The song had been recorded almost a year earlier while the rapper was confined to a Los Angeles hospital following a near-fatal car crash. To this day, hearing a man rap with a metal plate fastened to his jaw during surgery remains a unique and indelible listening experience.

"Strictly as a musical personality, he came across as so emotional and energetic, so full of curiosity and high spirits and invention," Sheffield said, recalling the first time he saw "Through the Wire" performed live at a 2004 Miami concert. "It seemed he could go anywhere from there."
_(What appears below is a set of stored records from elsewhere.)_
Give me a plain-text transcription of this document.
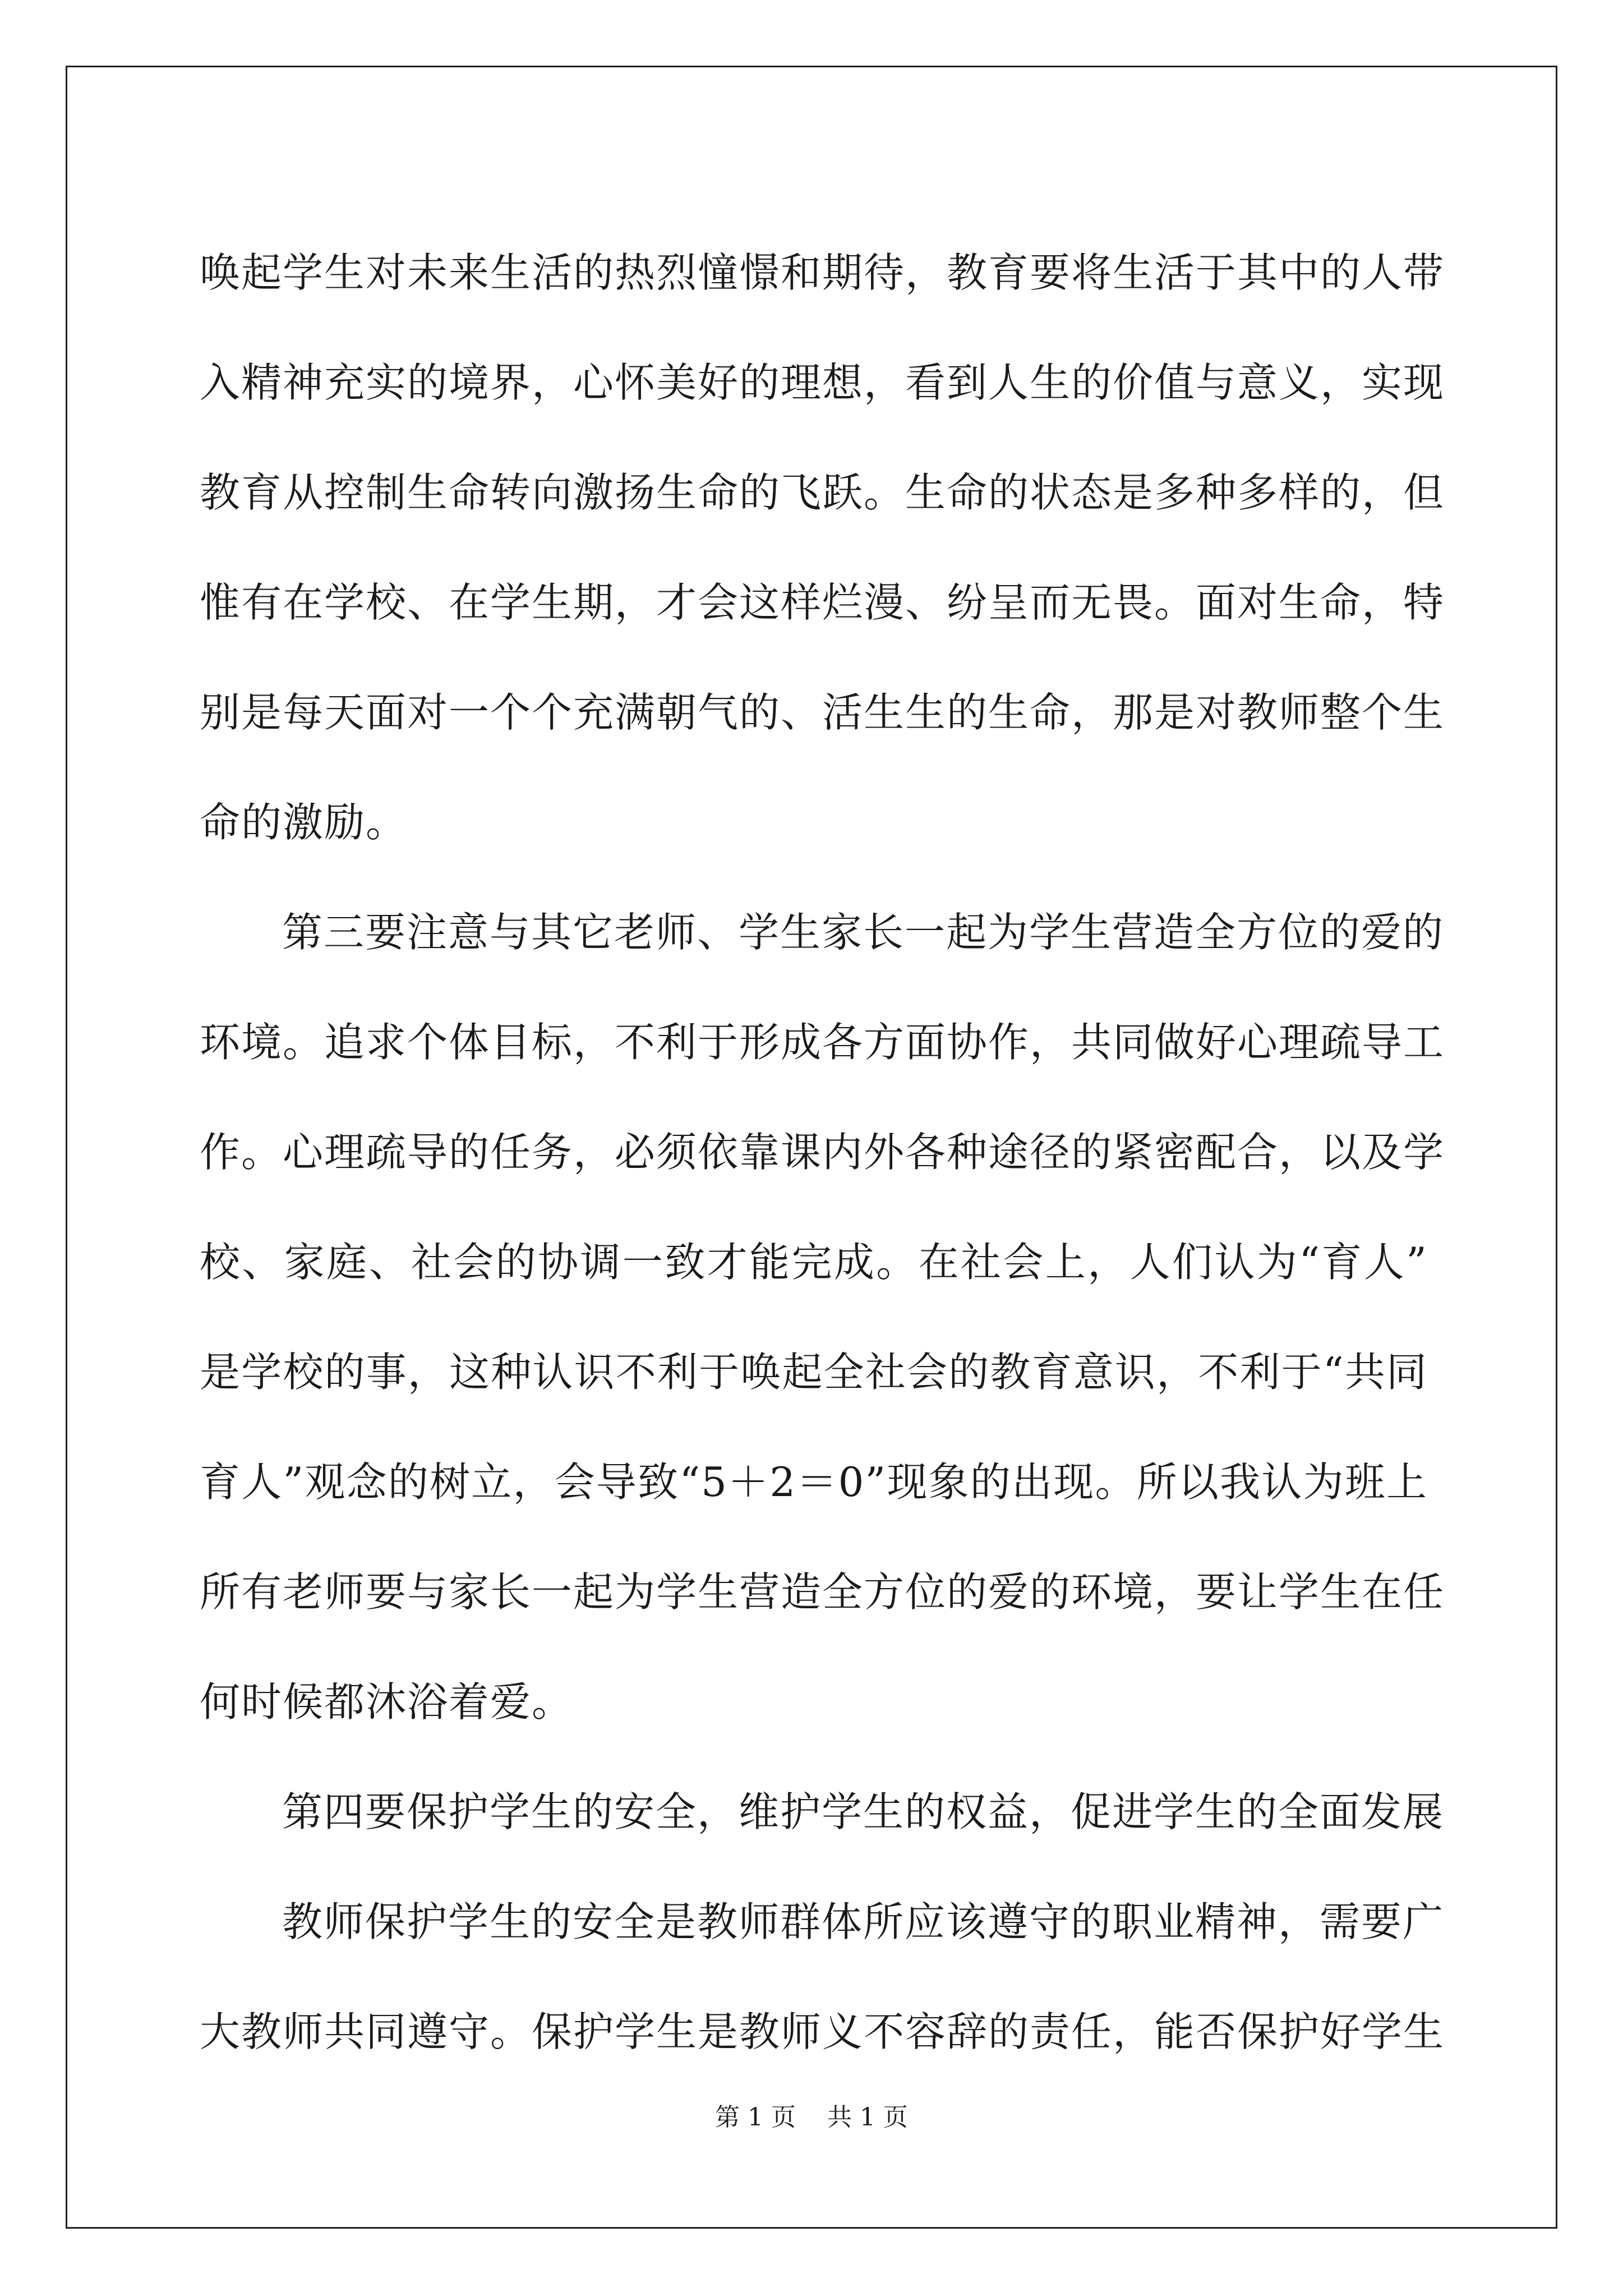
唤起学生对未来生活的热烈憧憬和期待，教育要将生活于其中的人带
入精神充实的境界，心怀美好的理想，看到人生的价值与意义，实现
教育从控制生命转向激扬生命的飞跃。生命的状态是多种多样的，但
惟有在学校、在学生期，才会这样烂漫、纷呈而无畏。面对生命，特
别是每天面对一个个充满朝气的、活生生的生命，那是对教师整个生
命的激励。
第三要注意与其它老师、学生家长一起为学生营造全方位的爱的
环境。追求个体目标，不利于形成各方面协作，共同做好心理疏导工
作。心理疏导的任务，必须依靠课内外各种途径的紧密配合，以及学
校、家庭、社会的协调一致才能完成。在社会上，人们认为“育人”
是学校的事，这种认识不利于唤起全社会的教育意识，不利于“共同
育人”观念的树立，会导致“5＋2＝0”现象的出现。所以我认为班上
所有老师要与家长一起为学生营造全方位的爱的环境，要让学生在任
何时候都沐浴着爱。
第四要保护学生的安全，维护学生的权益，促进学生的全面发展
教师保护学生的安全是教师群体所应该遵守的职业精神，需要广
大教师共同遵守。保护学生是教师义不容辞的责任，能否保护好学生
第 1 页    共 1 页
"The College Dropout" further parlayed West's early struggles as a musician into such captivating numbers as "Spaceship," "Two Words" and "Last Call." Elsewhere, the Chicago MC could be found wooing the ladies ("Slow Jamz"), thanking his relatives for everything ("Family Business"), and unwinding a bit with a few comedy tracks ("The New Workout Plan," "Breathe in Breathe Out").

Yet it was on the track "All Falls Down" that West hit a lyrical high point. The album's third single established that, even with celebrity in his grasp, West still possessed the problems of the everyman. Life was as uncertain and scary for him as it was for the "single black female addicted to retail" he raps about on the track.

"It seemed very vulnerable, the whole song - a kind of vulnerability which I thought was very exciting," Assistant Professor of Music Stephan Pennington said. "He was talking about insecurity a lot - how do you deal with a fairly hostile environment [in which] all that insecurity weighs you down? For me, I was shocked by him dealing with all these parts of black lives which are not acceptable in the classic hip-hop narrative."

On a record chock-full of enduring material, the song for which "The College Dropout" is best remembered is likely "Jesus Walks." This track establishes its presence instantly as a group of baritone singers first delivers its unmistakable "bump-bump-bump-bump-BA-bump" refrain. Drums, violins, flutes and gospel singers are then infused into a militant soundscape that remains as sonically riveting and complex as anything ever achieved in rap music.

Moreover, as the song's title implies, West had become the rare individual daring enough to use hip-hop as a platform for expressing his feelings about Jesus Christ and - perhaps even more boldly - the hope which Christ inspired even when all else appeared so grim in the black urban landscape which permeates the lyrics.

"We had crossed the Rubicon at that point where you could talk about so much - guns, drugs, misogyny - but West was saying, 'If I talk about God, my record won't get played,' [as if that topic] had been considered too sectarian," Joseph said. "So I think he put that irony and those contradictions in the air. I don't think Kanye West is a huge Christian, I think he's a provocateur, and he was able to play off of that."

By selling 440,000 copies in its first week, "The College Dropout" made an immediate impact on hip-hop listeners. Ten years on, as West continues to serve as one of the music industry's driving creative forces, his very first record still holds a firm spot in many fans' hearts. Its legacy endures as one of the finest debut albums by any rapper ever and as the first stepping stone to one of hip-hop's most consistently fascinating and far-reaching catalogues.

"He came out and blasted the competition out of the water," AliandroBrathwaite, a senior, said.  "And he did so consistently. He did not falter."

"If 'Through the Wire' and '[The] College Dropout' were his only hit records, he'd still be remembered today," Sheffield said. "It just so happened that he went on to exceed that achievement many times over."